Lazzarino M, Morra E, Rosso R, Brusamolino E, Pagnucco G, Castello A, Ghisolfi A, Tafi A, Zennaro G, Bernasconi C
Cancer. 1985 May 1;55(9):1907-12. doi: 10.1002/1097-0142(19850501)55:9<1907::aid-cncr2820550913>3.0.co;2-j.
Of 325 consecutive cases of non-Hodgkin's malignant lymphomas, 8 patients (2.4%) showed orbital presentation. The clinicopathologic and immunologic analysis of the eight patients revealed characteristic biologic features. Despite the apparently isolated orbital presentation, all cases had subclinical systemic disease. Seven of the eight cases exhibited lymphoplasmacytic/cytoid features, with concurrent type II cryoglobulinemia in five of them. In addition, during their clinical course, five patients showed single or multiple subcutaneous nodules with the same histologic and immunologic pattern as the orbital tumor. This study demonstrates that most orbital lymphomas share particular clinicopathologic and immunologic features, suggesting an origin from a B-cell subset with preferential homing to orbital tissues and subcutis.

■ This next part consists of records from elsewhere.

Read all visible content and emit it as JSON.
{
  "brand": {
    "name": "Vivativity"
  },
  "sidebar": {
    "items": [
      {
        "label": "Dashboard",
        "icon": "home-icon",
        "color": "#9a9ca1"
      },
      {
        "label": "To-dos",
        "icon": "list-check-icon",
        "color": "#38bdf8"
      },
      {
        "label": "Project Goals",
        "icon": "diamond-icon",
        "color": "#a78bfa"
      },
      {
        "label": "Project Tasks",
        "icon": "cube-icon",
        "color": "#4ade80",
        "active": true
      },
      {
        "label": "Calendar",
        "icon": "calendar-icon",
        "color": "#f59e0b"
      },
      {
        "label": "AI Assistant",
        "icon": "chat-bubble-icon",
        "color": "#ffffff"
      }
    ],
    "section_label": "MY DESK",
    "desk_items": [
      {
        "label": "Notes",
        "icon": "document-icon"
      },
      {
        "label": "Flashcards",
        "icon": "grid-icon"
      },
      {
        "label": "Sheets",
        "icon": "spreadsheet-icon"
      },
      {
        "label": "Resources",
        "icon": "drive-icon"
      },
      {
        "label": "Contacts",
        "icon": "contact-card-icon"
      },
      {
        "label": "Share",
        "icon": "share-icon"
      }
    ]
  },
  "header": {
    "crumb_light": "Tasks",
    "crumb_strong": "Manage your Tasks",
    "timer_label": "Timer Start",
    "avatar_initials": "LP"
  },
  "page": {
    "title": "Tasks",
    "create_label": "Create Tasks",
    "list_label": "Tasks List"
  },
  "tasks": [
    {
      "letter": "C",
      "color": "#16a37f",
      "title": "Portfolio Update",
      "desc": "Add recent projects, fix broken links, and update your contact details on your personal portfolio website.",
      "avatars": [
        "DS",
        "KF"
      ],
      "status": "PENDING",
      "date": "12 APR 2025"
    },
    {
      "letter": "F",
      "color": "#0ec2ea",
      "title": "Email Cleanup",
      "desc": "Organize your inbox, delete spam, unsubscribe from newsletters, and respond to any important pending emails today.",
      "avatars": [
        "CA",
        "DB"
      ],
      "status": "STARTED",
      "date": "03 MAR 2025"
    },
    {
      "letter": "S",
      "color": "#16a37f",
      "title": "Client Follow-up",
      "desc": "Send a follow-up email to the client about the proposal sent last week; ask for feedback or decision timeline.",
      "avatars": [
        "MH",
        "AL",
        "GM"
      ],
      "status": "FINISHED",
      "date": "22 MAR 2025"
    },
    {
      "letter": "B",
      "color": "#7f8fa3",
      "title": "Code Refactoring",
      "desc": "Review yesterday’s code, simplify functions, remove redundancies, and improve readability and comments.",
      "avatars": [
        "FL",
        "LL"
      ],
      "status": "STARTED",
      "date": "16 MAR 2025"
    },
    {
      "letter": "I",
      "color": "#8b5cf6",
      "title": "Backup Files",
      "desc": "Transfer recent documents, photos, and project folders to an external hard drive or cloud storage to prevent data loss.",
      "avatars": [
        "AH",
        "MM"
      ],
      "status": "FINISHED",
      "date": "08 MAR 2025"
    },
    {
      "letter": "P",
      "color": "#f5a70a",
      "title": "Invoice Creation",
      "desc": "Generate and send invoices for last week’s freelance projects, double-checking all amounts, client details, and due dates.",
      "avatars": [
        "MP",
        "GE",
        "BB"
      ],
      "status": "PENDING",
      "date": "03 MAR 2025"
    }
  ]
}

在325例连续性非霍奇金恶性淋巴瘤病例中,8例(2.4%)表现为眼眶受累。对这8例患者进行的临床病理和免疫分析揭示了其特征性生物学特性。尽管表面上仅表现为眼眶受累,但所有病例均有亚临床系统性疾病。8例中的7例表现为淋巴浆细胞样/细胞样特征,其中5例同时伴有II型冷球蛋白血症。此外,在其临床病程中,5例患者出现单个或多个皮下结节,其组织学和免疫模式与眼眶肿瘤相同。本研究表明,大多数眼眶淋巴瘤具有特定的临床病理和免疫特征,提示其起源于优先归巢至眼眶组织和皮下组织的B细胞亚群。